Region | Palestinian Territories
Palestinian PM says he was targeted with poison gas
Palestinians launched an investigation yesterday after seven people were hospitalised when one of them opened a suspicious envelope addressed to Palestinian Prime Minister Esmail Haniya, officials said.
- Members of the Palestinian security forces and bystanders outside a hospital in Ramallah. Seven people in the Palestinian prime minister's office in the West Bank fell ill after opening a letter containing an unknown substance.
- Image Credit: Reuters
Ramallah, West Bank: Palestinians launched an investigation yesterday after seven people were hospitalised when one of them opened a suspicious envelope addressed to Palestinian Prime Minister Esmail Haniya, officials said.
Haniya, a Hamas leader who heads the Palestinian government, said he believed this may have been an Israeli attempt to kill him with "poison gas."
"We don't rule out the involvement of the Israeli security services, which indicates a dangerous mentality," he said in a speech to the Palestinian Parliament in Gaza.
The Palestinian Cabinet building in the West Bank city of Ramallah, where the envelope was delivered, was evacuated, said Deputy Prime Minister Nasser Shair.
The envelope contained an orange tissue that emitted a strong smell, said Shair's office manager Abdul Basit Moatian, who opened the mail. Moatian said it had a Tel Aviv postmark.
Israel has tried to poison Palestinian leaders in the past and there were widespread rumours that Israel poisoned the late-Palestinian leader Yasser Arafat, an accusation Israel vehemently denied.
Israeli officials declined to comment on the report.
A security guard who handled the envelope and another woman who was in the room at the time were hospitalised and given oxygen, local hospital director Hosni Atari said.

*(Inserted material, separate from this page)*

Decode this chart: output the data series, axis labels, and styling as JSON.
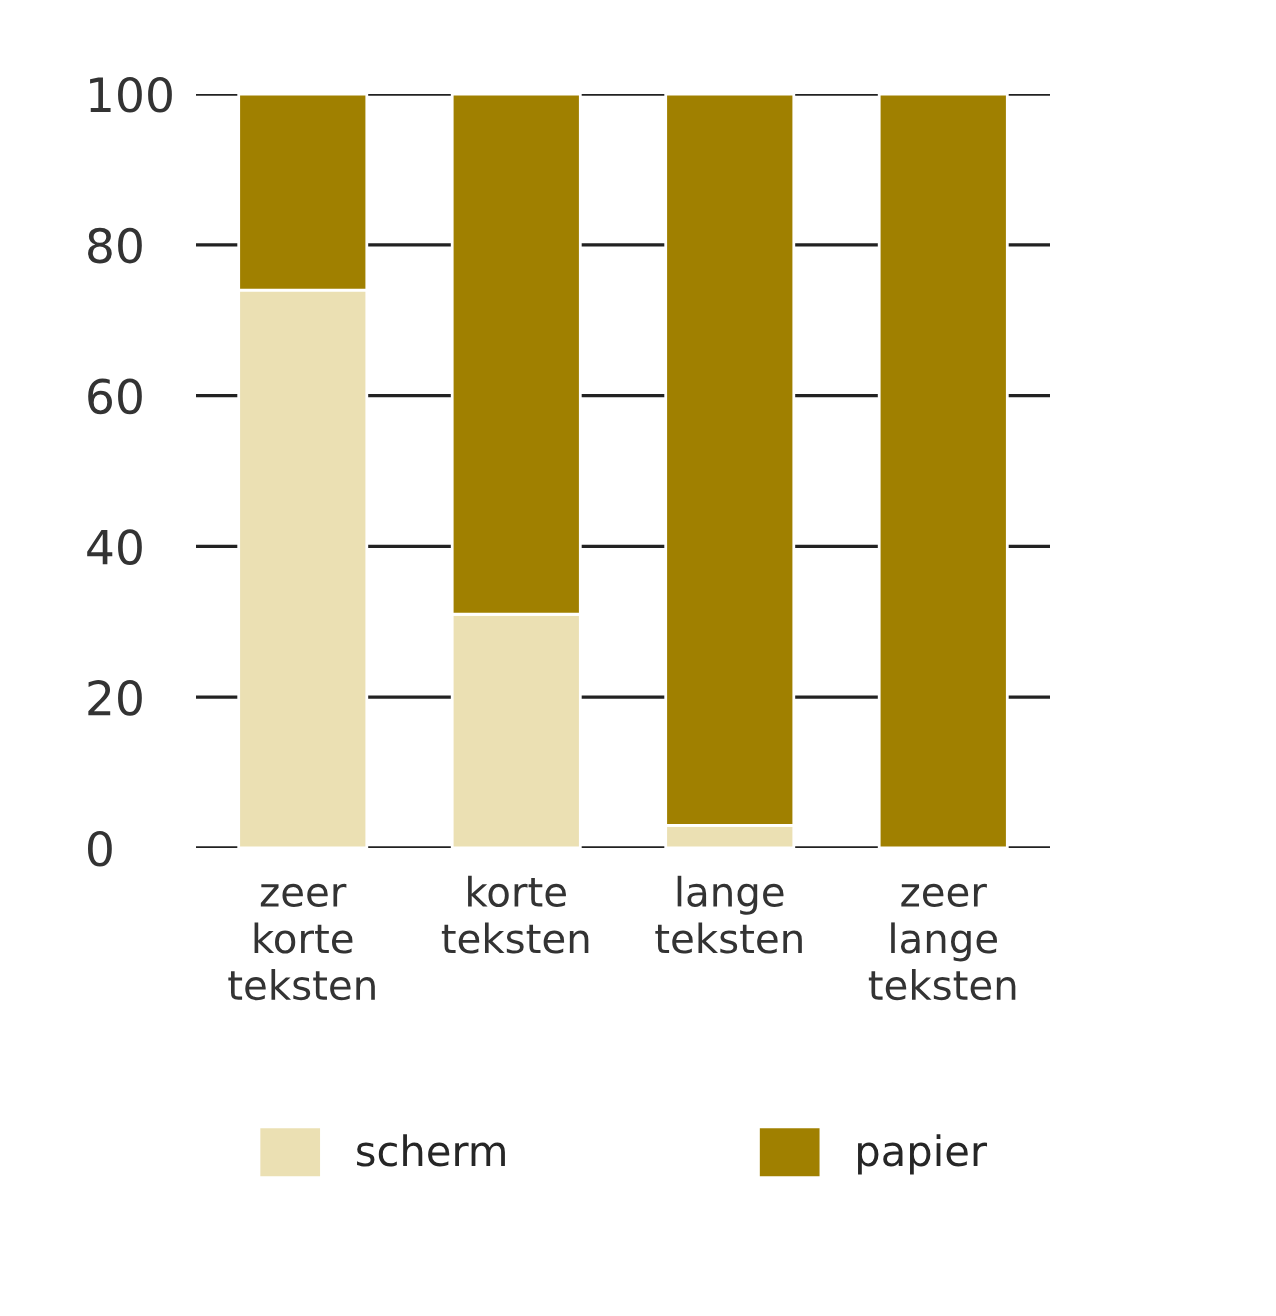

Atari said they were complaining of strong headaches and had fainted, but were now conscious.
Five other people who came in contact with the envelope, including Moatian, were briefly admitted for checks, he said.
"It was a bad, bad strong smell," said Gader Esmail, the woman who was hospitalised.
Palestinian officials said it was not clear what the substance was or if it may have been an attempt on a member of the Hamas government.
After Hamas won January parliamentary elections, Israel boycotted the Palestinian National Authority, refusing to deal with the group. In June, Hamas-linked fighters from Gaza attacked an Israeli army post and captured a soldier, a raid that sparked a wide-scale Israeli offensive in Gaza.
"I can't rule out that someone was targeting someone in government, but I can't confirm this," Deputy Health Minister Anan Al Masri said.
"I can confirm that there was a strange substance," he said, adding that tests were being carried out to determine what it was.
Moatian said workers in the building became suspicious of the envelope because it was mailed to Haniya in the West Bank, even though Haniya lives in Gaza and is banned from travelling to the West Bank by Israel.